O’Neil has made a virtue from being underestimated. He returns on Saturday to Bournemouth, the club that jettisoned him in June after he saved them from being relegation certainties. “A change is in the best interests of this football club,” was how Bill Foley, the American who became owner midway through last season, announced O’Neil’s removal.
Within the English football community, this was widely perceived as an act of treachery. O’Neil, on the coaching staff, had stepped in once Scott Parker, having publicly dismissed his team’s survival chances, presided over a 9-0 defeat at Anfield in August 2022 and was sacked. Bournemouth were safe by 30 April, with four games to spare, a 4-1 defeat of Leeds lifting them to 39 points. “Not many people outside of Bournemouth would have given us a prayer,” O’Neil rightly remarked.
Perhaps the four defeats that followed whetted the appetite of Foley and his associates for change, though after that Leeds win, the Texan financier was seen waving a cherry-red flag in celebration. O’Neil fell victim to the time-honoured itchy trigger finger of any incoming owner, an attendant desire to have their own man in.
The capture of Andoni Iraola, a coach feted for converting Madrid’s fourth team, Rayo Vallecano, into a mid-table, much-admired La Liga side and viewed as the rightful heir to Marcelo Bielsa’s adventurous style, was painted as a coup. “He was highly sought after by other clubs across the continent and his style of play has been an important factor in making this decision,” was Foley’s reasoning. The Basque was granted £80m of talent to add to the January signing Dango Ouattara, the Burkina Faso winger crucial in last season’s successful survival battle, supplying Philip Billing’s goal against Liverpool and then scoring the winner at Tottenham.
O’Neil was out in the cold, though summering on a beach when he answered Wolves’ call after Julen Lopetegui, the former Spain coach, departed by mutual consent having decided he could not work within newly trimmed budgets. For the second season in a row, O’Neil was tasked with keeping up a squad that had been otherwise deemed short of Premier League quality, again without a pre-season. Lopetegui, to his credit, continued to train the Wolves squad until a replacement could be found.

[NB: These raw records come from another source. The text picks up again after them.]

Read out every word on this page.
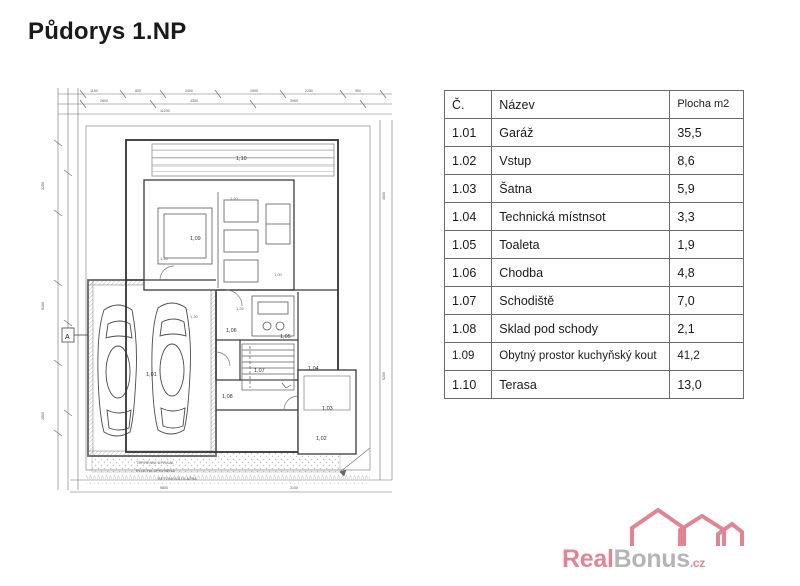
Půdorys 1.NP
1150	820	2400	1900	2250	900
2600	4300	3900
11200
3250
5100
2800
4600
5200
9800	3100
A
1,01
1,02
1,03
1,04
1,05
1,06
1,07
1,08
1,09
1,10
1,20
1,20
1,26
1,30
1,00
TERRÉNNÍ ÚPRAVA
PLOCHA ZPEVNĚNÁ
BETONOVÁ DLAŽBA
Č.	Název	Plocha m2
1.01	Garáž	35,5
1.02	Vstup	8,6
1.03	Šatna	5,9
1.04	Technická místnsot	3,3
1.05	Toaleta	1,9
1.06	Chodba	4,8
1.07	Schodiště	7,0
1.08	Sklad pod schody	2,1
1.09	Obytný prostor kuchyňský kout	41,2
1.10	Terasa	13,0
RealBonus.cz
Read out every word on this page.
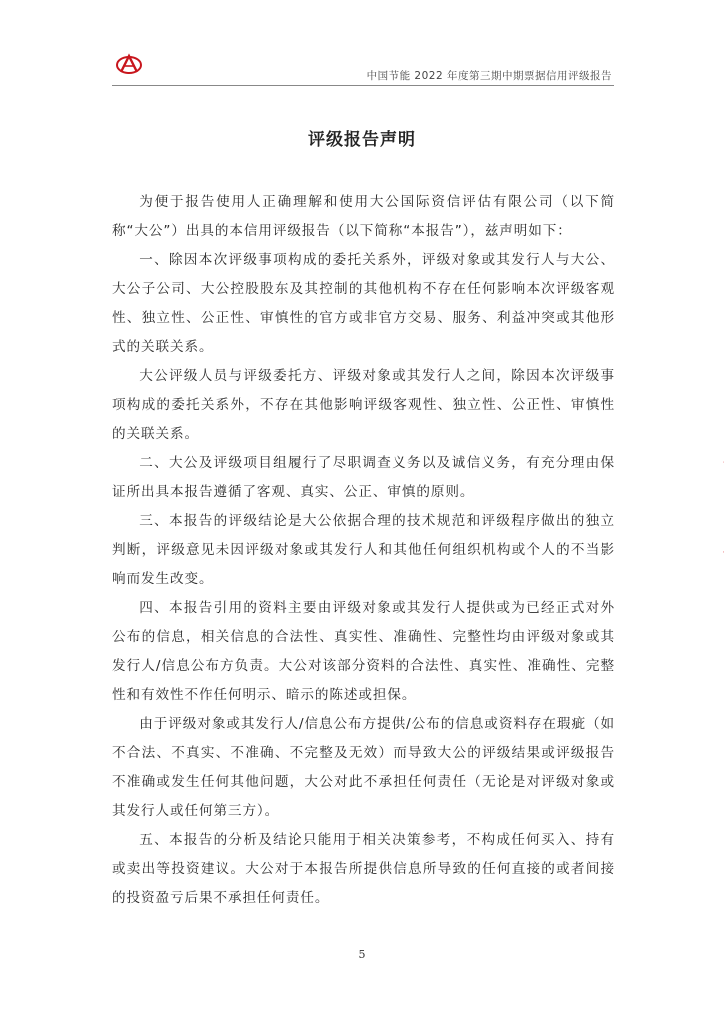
中国节能 2022 年度第三期中期票据信用评级报告
评级报告声明

为便于报告使用人正确理解和使用大公国际资信评估有限公司（以下简称“大公”）出具的本信用评级报告（以下简称“本报告”），兹声明如下：

一、除因本次评级事项构成的委托关系外，评级对象或其发行人与大公、大公子公司、大公控股股东及其控制的其他机构不存在任何影响本次评级客观性、独立性、公正性、审慎性的官方或非官方交易、服务、利益冲突或其他形式的关联关系。

大公评级人员与评级委托方、评级对象或其发行人之间，除因本次评级事项构成的委托关系外，不存在其他影响评级客观性、独立性、公正性、审慎性的关联关系。

二、大公及评级项目组履行了尽职调查义务以及诚信义务，有充分理由保证所出具本报告遵循了客观、真实、公正、审慎的原则。

三、本报告的评级结论是大公依据合理的技术规范和评级程序做出的独立判断，评级意见未因评级对象或其发行人和其他任何组织机构或个人的不当影响而发生改变。

四、本报告引用的资料主要由评级对象或其发行人提供或为已经正式对外公布的信息，相关信息的合法性、真实性、准确性、完整性均由评级对象或其发行人/信息公布方负责。大公对该部分资料的合法性、真实性、准确性、完整性和有效性不作任何明示、暗示的陈述或担保。

由于评级对象或其发行人/信息公布方提供/公布的信息或资料存在瑕疵（如不合法、不真实、不准确、不完整及无效）而导致大公的评级结果或评级报告不准确或发生任何其他问题，大公对此不承担任何责任（无论是对评级对象或其发行人或任何第三方）。

五、本报告的分析及结论只能用于相关决策参考，不构成任何买入、持有或卖出等投资建议。大公对于本报告所提供信息所导致的任何直接的或者间接的投资盈亏后果不承担任何责任。

5
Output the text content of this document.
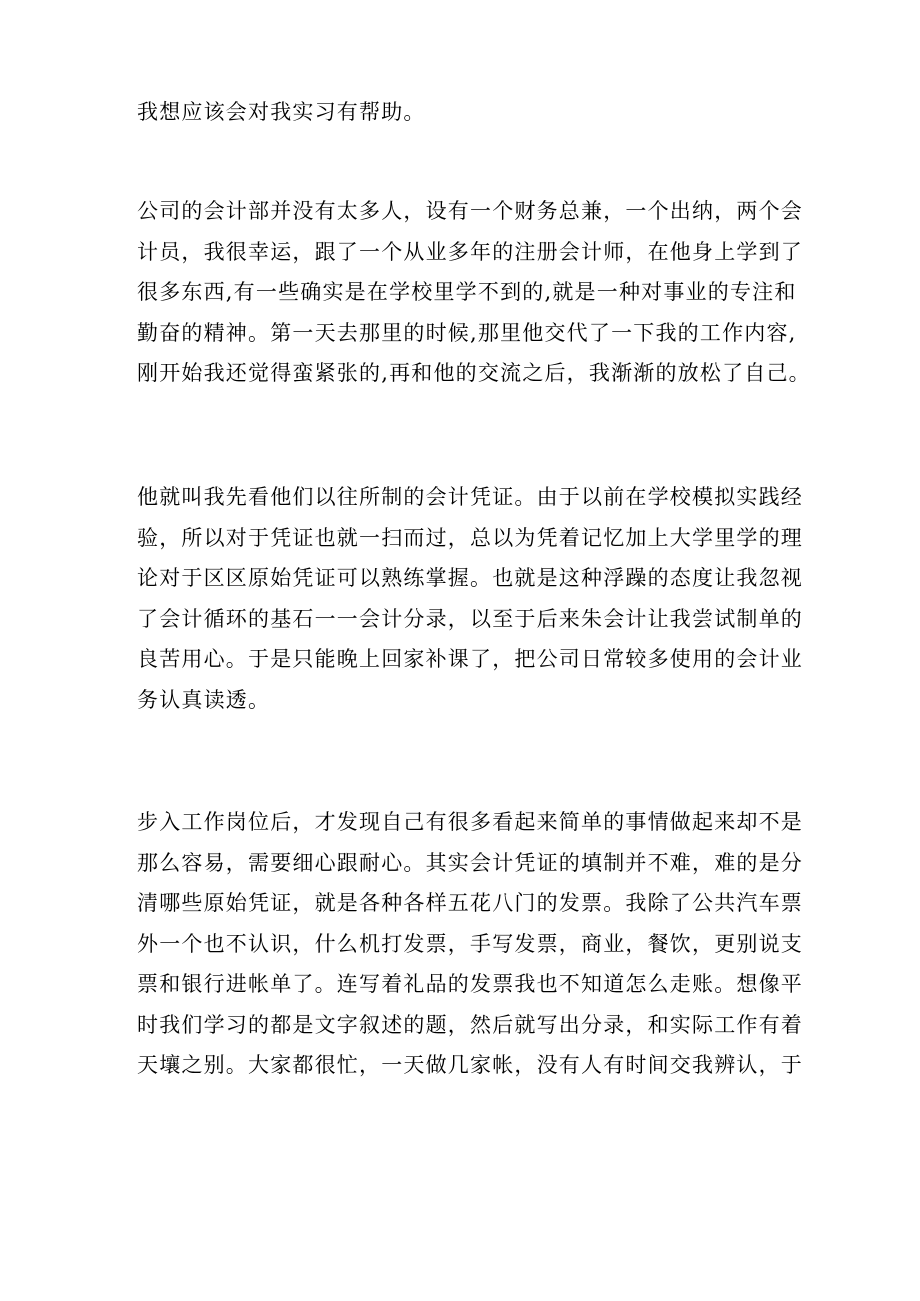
我想应该会对我实习有帮助。

公司的会计部并没有太多人，设有一个财务总兼，一个出纳，两个会
计员，我很幸运，跟了一个从业多年的注册会计师，在他身上学到了
很多东西,有一些确实是在学校里学不到的,就是一种对事业的专注和
勤奋的精神。第一天去那里的时候,那里他交代了一下我的工作内容,
刚开始我还觉得蛮紧张的,再和他的交流之后，我渐渐的放松了自己。

他就叫我先看他们以往所制的会计凭证。由于以前在学校模拟实践经
验，所以对于凭证也就一扫而过，总以为凭着记忆加上大学里学的理
论对于区区原始凭证可以熟练掌握。也就是这种浮躁的态度让我忽视
了会计循环的基石一一会计分录，以至于后来朱会计让我尝试制单的
良苦用心。于是只能晚上回家补课了，把公司日常较多使用的会计业
务认真读透。

步入工作岗位后，才发现自己有很多看起来简单的事情做起来却不是
那么容易，需要细心跟耐心。其实会计凭证的填制并不难，难的是分
清哪些原始凭证，就是各种各样五花八门的发票。我除了公共汽车票
外一个也不认识，什么机打发票，手写发票，商业，餐饮，更别说支
票和银行进帐单了。连写着礼品的发票我也不知道怎么走账。想像平
时我们学习的都是文字叙述的题，然后就写出分录，和实际工作有着
天壤之别。大家都很忙，一天做几家帐，没有人有时间交我辨认，于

A manful effort against Manchester United in O’Neil’s first match, denied by a VAR mistake that required a Howard Webb apology, set the template for a Wolves team who are determined, if short of the attacking quality Lopetegui craved. Craig Dawson, the craggy defender who marked Erling Haaland into obscurity, has come to embody the new Wolves. “Quality, hard work and togetherness” are the key O’Neil demands.
Iraola has meanwhile failed to live up to his billing, with the caveat that overhauling a squad while establishing a high-pressing style takes time. A return of three points and no wins from eight games is miserable.
Not that O’Neil’s eight points from eight matches is wondrous and doubts were expressed among Wolves fans before that City heist and a battling 1-1 draw with in-form Aston Villa, a raucous Molineux playing its part as Pep Guardiola’s team were sunk. O’Neil’s team, although by no means as tactically flexible as Lopetegui’s, have staying power and Pedro Neto, their maverick, is allowed freedom to rove and is playing his best football in five seasons at the club. O’Neil’s preference may be passing football, but like his Bournemouth this Wolves team are built to suffer and counter.
After 214 Premier League appearances, having served under managers such as Tony Pulis, Harry Redknapp, Gareth Southgate and Sam Allardyce as a diligent midfielder who made the most of his talent to become a trusted senior player, O’Neil had a deep-seated education. He is no Wayne Rooney, handed the keys to a club on name alone. While few of his playing generation have succeeded at becoming top-line managers, he is addressing his chance to establish himself with characteristic vigour. On Saturday, he can show Bournemouth what they are missing.